In Mass. you pay and pay
/The Boston Herald
BEVERLY BECKHAM
I hold in my hand a speeding ticket, which I deserve.
I was going 75 mph in a 65 mph zone. It doesn't matter that other motorists passed me at faster speeds and didn't get caught. It doesn't matter that millions of people drive more than 10 mph over the speed limit every day. I was breaking the law and the police officer who stopped me was doing his job.
I didn't beg or cry or plead when he pulled me over, though I would have if I'd know what was going to happen. I didn't even tell him that my father had been a police officer.
"You want to hear my excuse?" I said.
"Why not? I've heard everything," he answered, almost smiling.
I related my story and he listened. Then he wrote me up, and I went my way. I figured I'd pay the $50 and be done with it.

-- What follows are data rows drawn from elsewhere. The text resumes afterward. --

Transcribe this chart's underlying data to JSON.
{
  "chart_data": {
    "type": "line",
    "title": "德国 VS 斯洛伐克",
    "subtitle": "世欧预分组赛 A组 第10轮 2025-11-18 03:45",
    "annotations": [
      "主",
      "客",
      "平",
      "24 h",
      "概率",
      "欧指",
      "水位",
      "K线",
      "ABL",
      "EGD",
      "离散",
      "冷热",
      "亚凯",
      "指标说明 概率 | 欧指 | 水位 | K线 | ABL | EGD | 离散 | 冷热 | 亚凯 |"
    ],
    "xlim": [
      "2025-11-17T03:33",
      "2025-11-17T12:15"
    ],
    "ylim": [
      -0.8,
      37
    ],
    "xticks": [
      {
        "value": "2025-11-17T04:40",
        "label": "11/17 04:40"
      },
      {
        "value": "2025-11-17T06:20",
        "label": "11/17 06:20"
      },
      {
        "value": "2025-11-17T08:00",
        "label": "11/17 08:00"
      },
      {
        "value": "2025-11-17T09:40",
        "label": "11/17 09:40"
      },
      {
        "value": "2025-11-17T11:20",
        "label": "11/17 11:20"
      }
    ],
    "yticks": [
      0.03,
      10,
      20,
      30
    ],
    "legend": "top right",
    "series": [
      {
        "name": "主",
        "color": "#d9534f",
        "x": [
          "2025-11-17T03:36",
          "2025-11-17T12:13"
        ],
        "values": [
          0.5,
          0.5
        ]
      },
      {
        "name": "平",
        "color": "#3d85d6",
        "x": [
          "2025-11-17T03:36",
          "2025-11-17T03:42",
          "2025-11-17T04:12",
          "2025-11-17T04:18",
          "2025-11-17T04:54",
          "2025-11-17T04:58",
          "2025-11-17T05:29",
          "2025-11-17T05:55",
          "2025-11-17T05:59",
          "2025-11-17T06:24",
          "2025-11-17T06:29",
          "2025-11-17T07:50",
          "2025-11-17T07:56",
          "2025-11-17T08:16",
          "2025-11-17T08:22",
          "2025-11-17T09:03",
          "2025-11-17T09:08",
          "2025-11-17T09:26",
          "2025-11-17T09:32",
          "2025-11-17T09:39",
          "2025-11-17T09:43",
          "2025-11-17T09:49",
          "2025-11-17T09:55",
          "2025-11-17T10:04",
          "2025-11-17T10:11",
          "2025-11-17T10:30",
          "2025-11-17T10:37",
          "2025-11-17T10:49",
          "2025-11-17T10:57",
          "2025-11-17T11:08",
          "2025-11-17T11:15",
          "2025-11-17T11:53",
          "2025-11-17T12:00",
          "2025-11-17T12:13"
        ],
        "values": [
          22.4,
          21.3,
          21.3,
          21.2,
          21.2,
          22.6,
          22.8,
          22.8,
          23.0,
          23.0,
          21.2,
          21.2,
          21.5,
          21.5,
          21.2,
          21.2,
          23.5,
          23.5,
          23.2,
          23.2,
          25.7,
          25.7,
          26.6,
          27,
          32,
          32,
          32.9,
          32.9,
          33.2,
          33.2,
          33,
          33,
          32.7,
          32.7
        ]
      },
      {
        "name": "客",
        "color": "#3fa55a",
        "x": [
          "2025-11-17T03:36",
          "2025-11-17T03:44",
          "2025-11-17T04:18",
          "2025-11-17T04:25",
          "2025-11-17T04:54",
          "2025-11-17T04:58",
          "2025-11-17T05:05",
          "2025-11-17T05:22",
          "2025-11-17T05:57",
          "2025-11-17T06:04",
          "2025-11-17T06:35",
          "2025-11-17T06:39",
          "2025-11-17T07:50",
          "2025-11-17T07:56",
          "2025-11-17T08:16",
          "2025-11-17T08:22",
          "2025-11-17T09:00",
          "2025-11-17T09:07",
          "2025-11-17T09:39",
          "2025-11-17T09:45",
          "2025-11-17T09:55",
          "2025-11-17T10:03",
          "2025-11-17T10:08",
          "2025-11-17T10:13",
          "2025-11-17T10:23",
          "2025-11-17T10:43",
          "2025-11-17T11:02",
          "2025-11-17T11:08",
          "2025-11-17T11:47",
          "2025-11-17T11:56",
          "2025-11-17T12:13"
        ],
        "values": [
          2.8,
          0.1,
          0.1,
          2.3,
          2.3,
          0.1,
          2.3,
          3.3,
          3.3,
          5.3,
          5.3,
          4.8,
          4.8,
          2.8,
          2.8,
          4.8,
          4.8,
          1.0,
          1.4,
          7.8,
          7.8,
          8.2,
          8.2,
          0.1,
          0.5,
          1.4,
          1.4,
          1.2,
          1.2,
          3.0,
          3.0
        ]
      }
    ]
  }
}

But then it began. The input from friends.
"You know what this is going to do to your auto insurance, don't you?"
No, I said. I didn't. It was my first speeding ticket ever. It wouldn't do a thing to my insurance.
"You better check on that," one friend told me. "I think it affects your insurance rate for years."
I called my agent the next morning.
"This won't affect my yearly premium, will it?" I asked, certain that 30 years of safe driving must count for something.
But, incredibly, they don't. For the next six years I will be charged hundreds of dollars more to insure my car, not because I was the cause of some terrible accident or because I cost the insurance company anything, but because on a sunny, spring afternoon I got caught driving 10 mph over the speed limit on the Mass Pike.
"Here's the way it works," my insurance agent explained. "If you had a speeding ticket in 1987 or if you had an accident, those points would have dropped off this year and your safe driver points would improve. What happens now is you have six years before the 1993 year washes out. So you're going to be paying that penalty until 1999."
People can knock over tombstones in cemeteries and write hate-filled graffiti on walls. Robbers can steal from old ladies, push them down and break their bones. Men can beat their wives and abuse their children. And not one of them will be punished for six years.
But get one speeding ticket and in this state, you pay and you pay and you pay.
How much I asked? What does this mean in dollars and cents?
"It's a percentage of the premium," my agent continued. "For the person who's driving a 10-year-old car with no comprehensive and collision, it could be as little as $70 a year. But if you go out and get a 1993 car with full insurance, it could mean $150 to $200 a year."
So the bottom line is a $50 ticket ends up costing between $740 and $1,200, plus the $50. This isn't just stupid, it's unjust. The punishment does not fit the crime.
I can appeal the ticket, of course, which is what I will do, which is what thousands of motorists are choosing to do these days. They take time off from work and appear in court, wasting their time and the court's time and the citing officer's time, forcing him or her off their beat into court, making work where there should be none, clogging up an already clogged and overburdened system.
These appeals cost the state, not just in time and productivity but in money. And it's all unnecessary. Motorists would pay their fines, if that's all they had to pay. They'd write a check, and the commonwealth would be that much wealthier.
But the way it works now, the only people making money are the insurance companies.
I did not run a red light. I did not drink and drive. I am not an unsafe driver, and I refuse to allow my insurance company to brand me one.
A footnote: Recently, a motorist hit my car, which was parked at the time. No one was in it and the person who hit it didn't stop.
I was furious that someone would be so dishonest. I couldn't understand why he didn't leave a note. Motorists are required to have insurance, and this is what insurance is for.
Now I understand. He'd have to pay for six years, too. My bumper would cost him plenty. No wonder he drove away.